Ärzte sichern sich mit Verschreibung ab
„Atemwegsinfekte zählen zu den häufigsten Gründen, aus denen Menschen zum Arzt gehen”, so Ephraim Tsalik von der Duke University in Durham (USA) laut einer Mitteilung der Uni. Etwa drei Viertel der Patienten bekämen dabei zur Behandlung Antibiotika gegen eine bakterielle Infektion verschrieben – obwohl es sich in den meisten Fällen um eine Virusinfektionen handele, erläutert Tsalik weiter. Verantwortlich hierfür sei meist die unklare Diagnose, da Mediziner eine Bronchitis oft kaum von einer beginnenden Lungenentzündung (Pneumonie) unterscheiden können. Während erstere meist durch Viren verursacht wird, entsteht eine Lungenentzündung vor allem durch eine Infektion mit Bakterien – und benötigt dementsprechend normalerweise kein Antibiotikum zur Behandlung. Dennoch würden viele Ärzte vorsichtshalber ein Rezept ausstellen, um kein Risiko einzugehen.
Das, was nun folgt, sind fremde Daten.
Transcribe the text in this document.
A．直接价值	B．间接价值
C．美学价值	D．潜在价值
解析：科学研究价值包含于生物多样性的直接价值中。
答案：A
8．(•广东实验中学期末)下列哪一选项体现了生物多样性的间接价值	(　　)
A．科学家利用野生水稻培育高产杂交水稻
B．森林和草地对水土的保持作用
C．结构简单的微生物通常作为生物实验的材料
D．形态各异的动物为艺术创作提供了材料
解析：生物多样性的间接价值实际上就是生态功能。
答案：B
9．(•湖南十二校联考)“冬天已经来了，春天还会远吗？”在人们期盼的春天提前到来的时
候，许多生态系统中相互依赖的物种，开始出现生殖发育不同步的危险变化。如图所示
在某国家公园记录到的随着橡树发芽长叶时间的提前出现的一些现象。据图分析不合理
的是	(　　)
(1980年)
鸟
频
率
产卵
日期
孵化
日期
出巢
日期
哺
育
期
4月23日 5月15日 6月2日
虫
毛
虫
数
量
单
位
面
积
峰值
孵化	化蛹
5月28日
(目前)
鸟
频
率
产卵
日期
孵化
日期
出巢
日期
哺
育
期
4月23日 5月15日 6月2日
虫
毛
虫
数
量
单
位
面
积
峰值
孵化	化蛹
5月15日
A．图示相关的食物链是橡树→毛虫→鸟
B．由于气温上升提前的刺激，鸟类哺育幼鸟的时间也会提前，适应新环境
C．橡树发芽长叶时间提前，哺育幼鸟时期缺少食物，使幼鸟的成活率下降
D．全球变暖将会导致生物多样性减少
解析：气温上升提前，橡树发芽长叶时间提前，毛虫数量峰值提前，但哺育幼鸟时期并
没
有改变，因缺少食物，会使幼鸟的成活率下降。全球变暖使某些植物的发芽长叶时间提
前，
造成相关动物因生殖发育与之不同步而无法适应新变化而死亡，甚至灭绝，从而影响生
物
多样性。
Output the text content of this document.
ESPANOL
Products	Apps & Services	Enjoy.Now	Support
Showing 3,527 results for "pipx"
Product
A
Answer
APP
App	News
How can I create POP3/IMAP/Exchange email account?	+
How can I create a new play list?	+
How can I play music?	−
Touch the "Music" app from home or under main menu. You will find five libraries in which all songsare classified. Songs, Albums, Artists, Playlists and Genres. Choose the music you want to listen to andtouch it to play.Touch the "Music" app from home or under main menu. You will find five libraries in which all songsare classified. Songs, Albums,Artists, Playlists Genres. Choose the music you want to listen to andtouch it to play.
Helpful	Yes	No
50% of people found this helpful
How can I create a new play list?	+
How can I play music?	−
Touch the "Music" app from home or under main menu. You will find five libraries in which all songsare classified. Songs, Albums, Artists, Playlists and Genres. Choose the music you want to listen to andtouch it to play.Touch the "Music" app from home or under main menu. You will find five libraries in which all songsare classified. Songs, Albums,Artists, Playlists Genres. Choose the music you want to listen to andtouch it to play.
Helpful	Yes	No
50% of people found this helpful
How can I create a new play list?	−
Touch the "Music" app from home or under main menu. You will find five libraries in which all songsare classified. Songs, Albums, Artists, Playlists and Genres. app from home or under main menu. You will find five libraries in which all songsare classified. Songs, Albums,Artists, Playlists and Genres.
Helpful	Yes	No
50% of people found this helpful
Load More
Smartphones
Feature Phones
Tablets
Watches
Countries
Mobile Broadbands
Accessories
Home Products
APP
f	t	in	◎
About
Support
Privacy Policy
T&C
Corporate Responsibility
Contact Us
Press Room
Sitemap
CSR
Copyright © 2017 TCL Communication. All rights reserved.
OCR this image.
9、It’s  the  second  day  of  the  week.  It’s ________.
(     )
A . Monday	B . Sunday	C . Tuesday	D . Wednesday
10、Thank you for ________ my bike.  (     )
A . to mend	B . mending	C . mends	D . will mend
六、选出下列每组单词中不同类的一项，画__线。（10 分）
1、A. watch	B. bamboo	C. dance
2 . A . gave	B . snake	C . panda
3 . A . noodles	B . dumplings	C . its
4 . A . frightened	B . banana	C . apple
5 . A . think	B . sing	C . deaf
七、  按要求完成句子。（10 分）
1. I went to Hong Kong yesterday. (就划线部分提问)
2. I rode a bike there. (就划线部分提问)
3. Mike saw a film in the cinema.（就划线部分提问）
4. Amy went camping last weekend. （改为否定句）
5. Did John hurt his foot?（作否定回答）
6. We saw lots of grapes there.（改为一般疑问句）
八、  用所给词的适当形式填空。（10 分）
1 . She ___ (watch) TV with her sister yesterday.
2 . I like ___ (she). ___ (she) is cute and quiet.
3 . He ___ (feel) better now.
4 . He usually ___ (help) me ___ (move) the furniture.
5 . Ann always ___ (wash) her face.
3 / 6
Übelkeit und Pilzinfektionen durch Antibiotika
Doch der übermäßige und unsachgemäße Einsatz von Antibiotika bleibt nicht ohne Folgen, denn es drohen unangenehme Nebenwirkungen wie z.B. allergische Reaktionen, Magen-Darm-Beschwerden oder Pilzinfektionen. Auch die öffentliche Gesundheit ist stark gefährdet, denn durch die viel zu häufige und falsche Verwendung sind viele bakterielle Krankheitserreger mittlerweile unempfindlich gegen die Medikamente. „Die zunehmenden Resistenzen von Bakterien gegen Antibiotika sind ein großes Problem”, bestätigt Mathias Pletz, Direktor des Zentrums für Infektionsmedizin und Krankenhaushygiene am Uniklinikum Jena, gegenüber der Nachrichtenagentur „dpa“. Daher ließe es sich nicht aufschieben, den Einsatz von Antibiotika zu reduzieren, so Pletz weiter.
Wie die Universität berichtet, hatten Tsalik und sein Team zunächst typische Gensignaturen im Blut identifiziert, welche erkennen lassen, ob die Infektion durch Viren oder Bakterien auslöst worden war. Anschließend testeten sie ihr neu entwickeltes Verfahren an fünf Datenbanken sowie knapp 320 Patienten in Klinikambulanzen. Bei dem größten Teil der Erkrankten (115 Personen) war die Infektion der Atemwege demnach durch Viren (z.B. Grippe- oder Rhinoviren) hervorgerufen worden, in 70 Fällen handelte es sich um eine bakterielle Infektion. 88 weitere Personen waren von einer nicht-infektiösen Erkrankung betroffen, die übrigen 44 Menschen waren gesund.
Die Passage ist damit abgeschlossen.